Russia’s state energy giant Gazprom has announced that it will not begin the process of cutting off exports of gas to Moldova despite the Eastern European nation failing to settle up a multimillion dollar bill for its deliveries.
In a statement issued on Wednesday, the firm’s spokesman, Sergey Kupriyanov, said that it had received a request from the country not to suspend its supplies despite the deadline to pay $74 million for its current consumption expiring earlier that day.
According to him, an extension has been“as an exception, showing goodwill and understanding of the difficult situation the citizens of the Republic of Moldova have found themselves in.” Under the deal, the country will have until next Friday to pay.
The news comes hours after Gazprom warned that “the existing payments from Moldova for gas have not been collected. A 48-hour period following the notification that supplies will be terminated due to non-payment expires today.”
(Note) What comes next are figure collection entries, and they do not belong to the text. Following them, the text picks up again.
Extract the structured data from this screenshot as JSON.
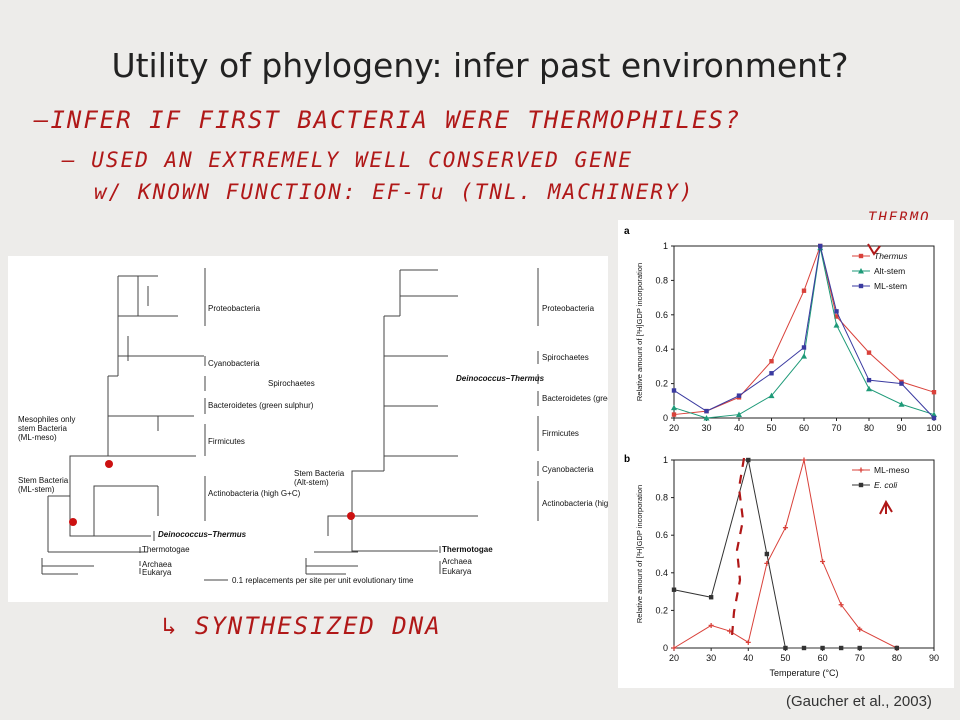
{
  "slide": {
    "title": "Utility of phylogeny: infer past environment?",
    "citation": "(Gaucher et al., 2003)"
  },
  "handwriting": {
    "line1": "—INFER IF FIRST BACTERIA WERE THERMOPHILES?",
    "line2": "– USED AN EXTREMELY WELL CONSERVED GENE",
    "line3": "w/ KNOWN FUNCTION: EF-Tu (TNL. MACHINERY)",
    "line4": "↳ SYNTHESIZED DNA",
    "thermo_note": "THERMO"
  },
  "trees": {
    "left": {
      "labels": [
        "Proteobacteria",
        "Cyanobacteria",
        "Spirochaetes",
        "Bacteroidetes (green sulphur)",
        "Firmicutes",
        "Actinobacteria (high G+C)",
        "Deinococcus–Thermus",
        "Thermotogae",
        "Archaea",
        "Eukarya"
      ],
      "node_labels": [
        "Mesophiles only",
        "stem Bacteria",
        "(ML-meso)",
        "Stem Bacteria",
        "(ML-stem)"
      ]
    },
    "right": {
      "labels": [
        "Proteobacteria",
        "Spirochaetes",
        "Deinococcus–Thermus",
        "Bacteroidetes (green sulphur)",
        "Firmicutes",
        "Cyanobacteria",
        "Actinobacteria (high G+C)",
        "Thermotogae",
        "Archaea",
        "Eukarya"
      ],
      "node_labels": [
        "Stem Bacteria",
        "(Alt-stem)"
      ]
    },
    "scale_label": "0.1 replacements per site per unit evolutionary time"
  },
  "chart_data": [
    {
      "panel": "a",
      "type": "line",
      "xlabel": "",
      "ylabel": "Relative amount of [³H]GDP incorporation",
      "xlim": [
        20,
        100
      ],
      "ylim": [
        0,
        1
      ],
      "xticks": [
        20,
        30,
        40,
        50,
        60,
        70,
        80,
        90,
        100
      ],
      "yticks": [
        0,
        0.2,
        0.4,
        0.6,
        0.8,
        1
      ],
      "legend": "top-right",
      "series": [
        {
          "name": "Thermus",
          "color": "#d9413a",
          "marker": "square",
          "x": [
            20,
            30,
            40,
            50,
            60,
            65,
            70,
            80,
            90,
            100
          ],
          "y": [
            0.02,
            0.04,
            0.12,
            0.33,
            0.74,
            1.0,
            0.59,
            0.38,
            0.21,
            0.15
          ]
        },
        {
          "name": "Alt-stem",
          "color": "#1e9a78",
          "marker": "triangle",
          "x": [
            20,
            30,
            40,
            50,
            60,
            65,
            70,
            80,
            90,
            100
          ],
          "y": [
            0.06,
            0.0,
            0.02,
            0.13,
            0.36,
            0.99,
            0.54,
            0.17,
            0.08,
            0.02
          ]
        },
        {
          "name": "ML-stem",
          "color": "#3a3aa0",
          "marker": "square",
          "x": [
            20,
            30,
            40,
            50,
            60,
            65,
            70,
            80,
            90,
            100
          ],
          "y": [
            0.16,
            0.04,
            0.13,
            0.26,
            0.41,
            1.0,
            0.62,
            0.22,
            0.2,
            0.0
          ]
        }
      ]
    },
    {
      "panel": "b",
      "type": "line",
      "xlabel": "Temperature (°C)",
      "ylabel": "Relative amount of [³H]GDP incorporation",
      "xlim": [
        20,
        90
      ],
      "ylim": [
        0,
        1
      ],
      "xticks": [
        20,
        30,
        40,
        50,
        60,
        70,
        80,
        90
      ],
      "yticks": [
        0,
        0.2,
        0.4,
        0.6,
        0.8,
        1
      ],
      "legend": "top-right",
      "series": [
        {
          "name": "ML-meso",
          "color": "#d9413a",
          "marker": "plus",
          "x": [
            20,
            30,
            35,
            40,
            45,
            50,
            55,
            60,
            65,
            70,
            80
          ],
          "y": [
            0.0,
            0.12,
            0.09,
            0.03,
            0.45,
            0.64,
            1.0,
            0.46,
            0.23,
            0.1,
            0.0
          ]
        },
        {
          "name": "E. coli",
          "color": "#333333",
          "marker": "square",
          "x": [
            20,
            30,
            40,
            45,
            50,
            55,
            60,
            65,
            70,
            80
          ],
          "y": [
            0.31,
            0.27,
            1.0,
            0.5,
            0.0,
            0.0,
            0.0,
            0.0,
            0.0,
            0.0
          ]
        }
      ]
    }
  ]
}
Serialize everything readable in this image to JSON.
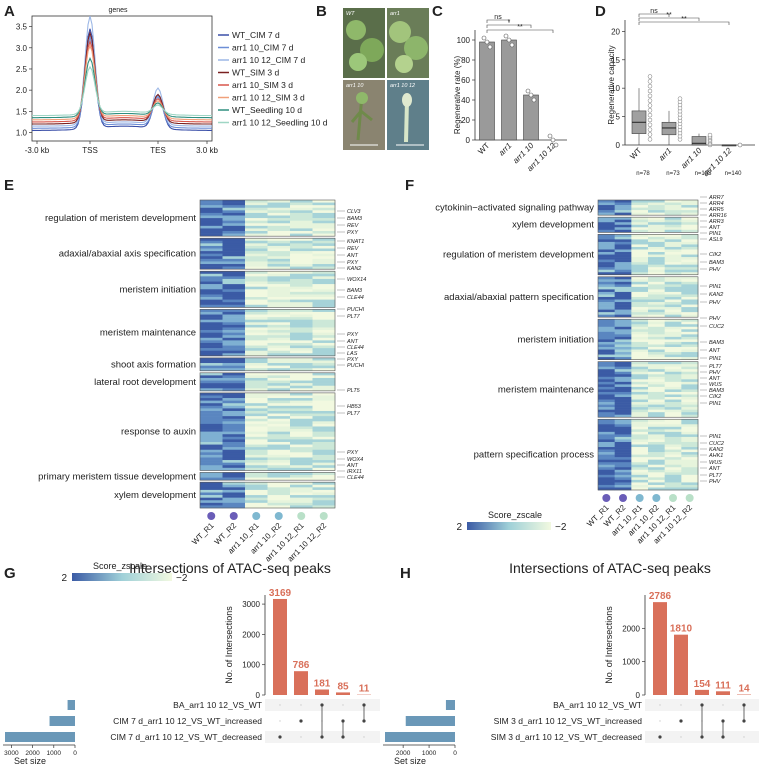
{
  "panels": [
    "A",
    "B",
    "C",
    "D",
    "E",
    "F",
    "G",
    "H"
  ],
  "panelA": {
    "title": "genes",
    "yticks": [
      "3.5",
      "3.0",
      "2.5",
      "2.0",
      "1.5",
      "1.0"
    ],
    "xticks": [
      "-3.0 kb",
      "TSS",
      "TES",
      "3.0 kb"
    ],
    "legend": [
      {
        "name": "WT_CIM 7 d",
        "color": "#3a4fa8"
      },
      {
        "name": "arr1 10_CIM 7 d",
        "color": "#6d8ed6"
      },
      {
        "name": "arr1 10 12_CIM 7 d",
        "color": "#9cb7e6"
      },
      {
        "name": "WT_SIM 3 d",
        "color": "#7a2020"
      },
      {
        "name": "arr1 10_SIM 3 d",
        "color": "#d8554a"
      },
      {
        "name": "arr1 10 12_SIM 3 d",
        "color": "#f0a07a"
      },
      {
        "name": "WT_Seedling 10 d",
        "color": "#2f8f7f"
      },
      {
        "name": "arr1 10 12_Seedling 10 d",
        "color": "#9fd6c5"
      }
    ]
  },
  "panelB": {
    "photos": [
      "WT",
      "arr1",
      "arr1 10",
      "arr1 10 12"
    ]
  },
  "panelC": {
    "ylabel": "Regenerative rate (%)",
    "yticks": [
      "0",
      "20",
      "40",
      "60",
      "80",
      "100"
    ],
    "sig": [
      "ns",
      "*",
      "**"
    ]
  },
  "panelD": {
    "ylabel": "Regenerative capacity",
    "yticks": [
      "0",
      "5",
      "10",
      "15",
      "20"
    ],
    "sig": [
      "ns",
      "**",
      "**"
    ],
    "ns": [
      "n=78",
      "n=73",
      "n=103",
      "n=140"
    ]
  },
  "panelE": {
    "terms": [
      "regulation of meristem development",
      "adaxial/abaxial axis specification",
      "meristem initiation",
      "meristem maintenance",
      "shoot axis formation",
      "lateral root development",
      "response to auxin",
      "primary meristem tissue development",
      "xylem development"
    ],
    "genes": [
      "CLV3",
      "BAM3",
      "REV",
      "PXY",
      "KNAT1",
      "REV",
      "ANT",
      "PXY",
      "KAN2",
      "WOX14",
      "BAM3",
      "CLE44",
      "PUCHI",
      "PLT7",
      "PXY",
      "ANT",
      "CLE44",
      "LAS",
      "PXY",
      "PUCHI",
      "PLT5",
      "HB53",
      "PLT7",
      "PXY",
      "WOX4",
      "ANT",
      "IRX11",
      "CLE44"
    ],
    "samples": [
      "WT_R1",
      "WT_R2",
      "arr1 10_R1",
      "arr1 10_R2",
      "arr1 10 12_R1",
      "arr1 10 12_R2"
    ],
    "scale_label": "Score_zscale",
    "scale_min": "2",
    "scale_max": "−2"
  },
  "panelF": {
    "terms": [
      "cytokinin−activated signaling pathway",
      "xylem development",
      "regulation of meristem development",
      "adaxial/abaxial pattern specification",
      "meristem initiation",
      "meristem maintenance",
      "pattern specification process"
    ],
    "genes": [
      "ARR7",
      "ARR4",
      "ARR5",
      "ARR16",
      "ARR3",
      "ANT",
      "PIN1",
      "ASL9",
      "CIK2",
      "BAM3",
      "PHV",
      "PIN1",
      "KAN2",
      "PHV",
      "PHV",
      "CUC2",
      "BAM3",
      "ANT",
      "PIN1",
      "PLT7",
      "PHV",
      "ANT",
      "WUS",
      "BAM3",
      "CIK2",
      "PIN1",
      "PIN1",
      "CUC2",
      "KAN2",
      "AHK1",
      "WUS",
      "ANT",
      "PLT7",
      "PHV"
    ],
    "samples": [
      "WT_R1",
      "WT_R2",
      "arr1 10_R1",
      "arr1 10_R2",
      "arr1 10 12_R1",
      "arr1 10 12_R2"
    ],
    "scale_label": "Score_zscale",
    "scale_min": "2",
    "scale_max": "−2"
  },
  "chart_data": [
    {
      "type": "bar",
      "panel": "C",
      "categories": [
        "WT",
        "arr1",
        "arr1 10",
        "arr1 10 12"
      ],
      "values": [
        98,
        100,
        45,
        0
      ],
      "ylabel": "Regenerative rate (%)",
      "ylim": [
        0,
        110
      ]
    },
    {
      "type": "bar",
      "panel": "G",
      "title": "Intersections of ATAC-seq peaks",
      "ylabel": "No. of Intersections",
      "values": [
        3169,
        786,
        181,
        85,
        11
      ],
      "ylim": [
        0,
        3300
      ],
      "yticks": [
        "0",
        "1000",
        "2000",
        "3000"
      ],
      "sets": [
        "BA_arr1 10 12_VS_WT",
        "CIM 7 d_arr1 10 12_VS_WT_increased",
        "CIM 7 d_arr1 10 12_VS_WT_decreased"
      ],
      "set_sizes": [
        350,
        1200,
        3300
      ],
      "set_xticks": [
        "3000",
        "2000",
        "1000",
        "0"
      ],
      "set_xlabel": "Set size"
    },
    {
      "type": "bar",
      "panel": "H",
      "title": "Intersections of ATAC-seq peaks",
      "ylabel": "No. of Intersections",
      "values": [
        2786,
        1810,
        154,
        111,
        14
      ],
      "ylim": [
        0,
        3000
      ],
      "yticks": [
        "0",
        "1000",
        "2000"
      ],
      "sets": [
        "BA_arr1 10 12_VS_WT",
        "SIM 3 d_arr1 10 12_VS_WT_increased",
        "SIM 3 d_arr1 10 12_VS_WT_decreased"
      ],
      "set_sizes": [
        350,
        1900,
        2700
      ],
      "set_xticks": [
        "2000",
        "1000",
        "0"
      ],
      "set_xlabel": "Set size"
    }
  ]
}
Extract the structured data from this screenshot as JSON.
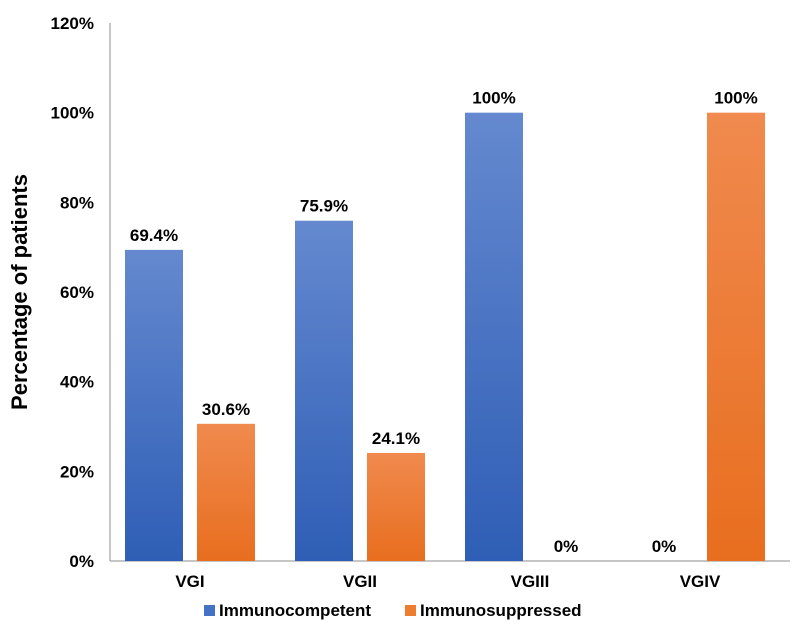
{
  "chart_data": {
    "type": "bar",
    "title": "",
    "xlabel": "",
    "ylabel": "Percentage of patients",
    "ylim": [
      0,
      120
    ],
    "yticks": [
      0,
      20,
      40,
      60,
      80,
      100,
      120
    ],
    "ytick_suffix": "%",
    "categories": [
      "VGI",
      "VGII",
      "VGIII",
      "VGIV"
    ],
    "series": [
      {
        "name": "Immunocompetent",
        "color": "#4472C4",
        "values": [
          69.4,
          75.9,
          100,
          0
        ],
        "labels": [
          "69.4%",
          "75.9%",
          "100%",
          "0%"
        ]
      },
      {
        "name": "Immunosuppressed",
        "color": "#ED7D31",
        "values": [
          30.6,
          24.1,
          0,
          100
        ],
        "labels": [
          "30.6%",
          "24.1%",
          "0%",
          "100%"
        ]
      }
    ],
    "grid": false,
    "legend": "bottom"
  }
}
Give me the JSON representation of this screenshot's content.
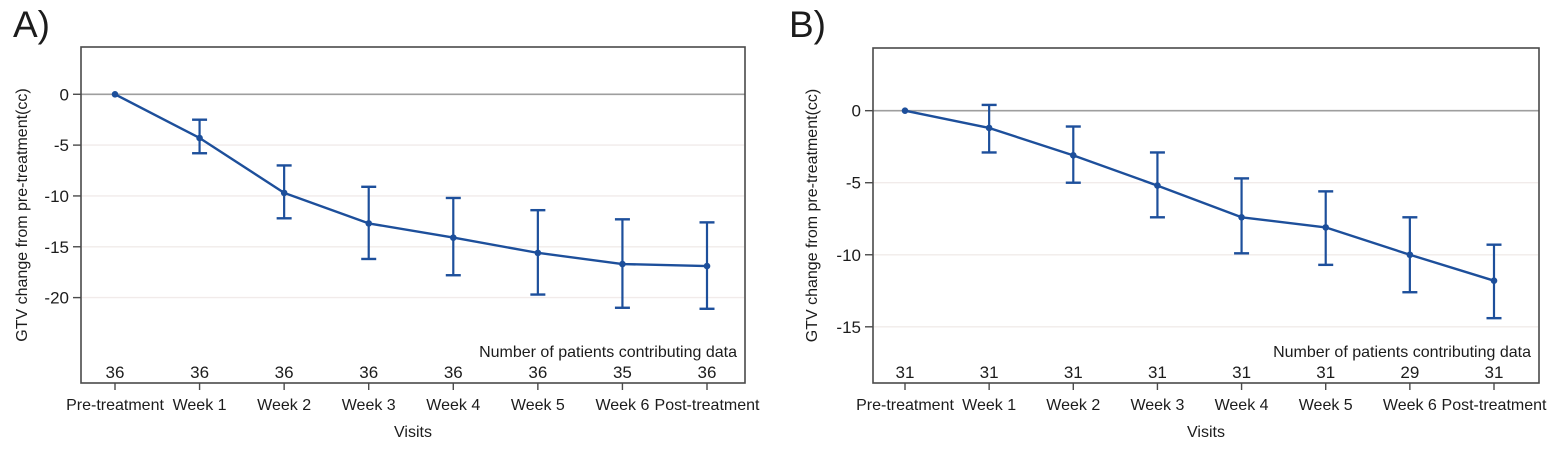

The company had previously told Chișinau that it would have to settle around $74 million in debts for its current usage or face a cutoff. The bill, which Gazprom insists must be paid, relates to the most recent round of exports. However, the former Soviet Republic has also racked up around $709 million in debts for previous months’ supplies.
The impasse over payment held up a new agreement between the Moscow-based firm and Moldova last month, with supplies restricted and energy prices rising in the country as a result.
Kupriyanov previously said Gazprom sought to set the “market gas price” from Chișinau but eventually agreed to slash the cost because of the country’s “difficult economic and financial situation,” as well as pressure from Russian President Vladimir Putin.
Under the terms of the deal, supplies would resume provided the country pays for its current consumption and enters talks about back payments for the outstanding sum. The standoff prompted allegations that Moscow was seeking to exert pressure on Moldova to tear up an energy deal with the EU.
However, Gazprom maintained that the situation had nothing to do with politics and that the company was simply unwilling to operate at a loss.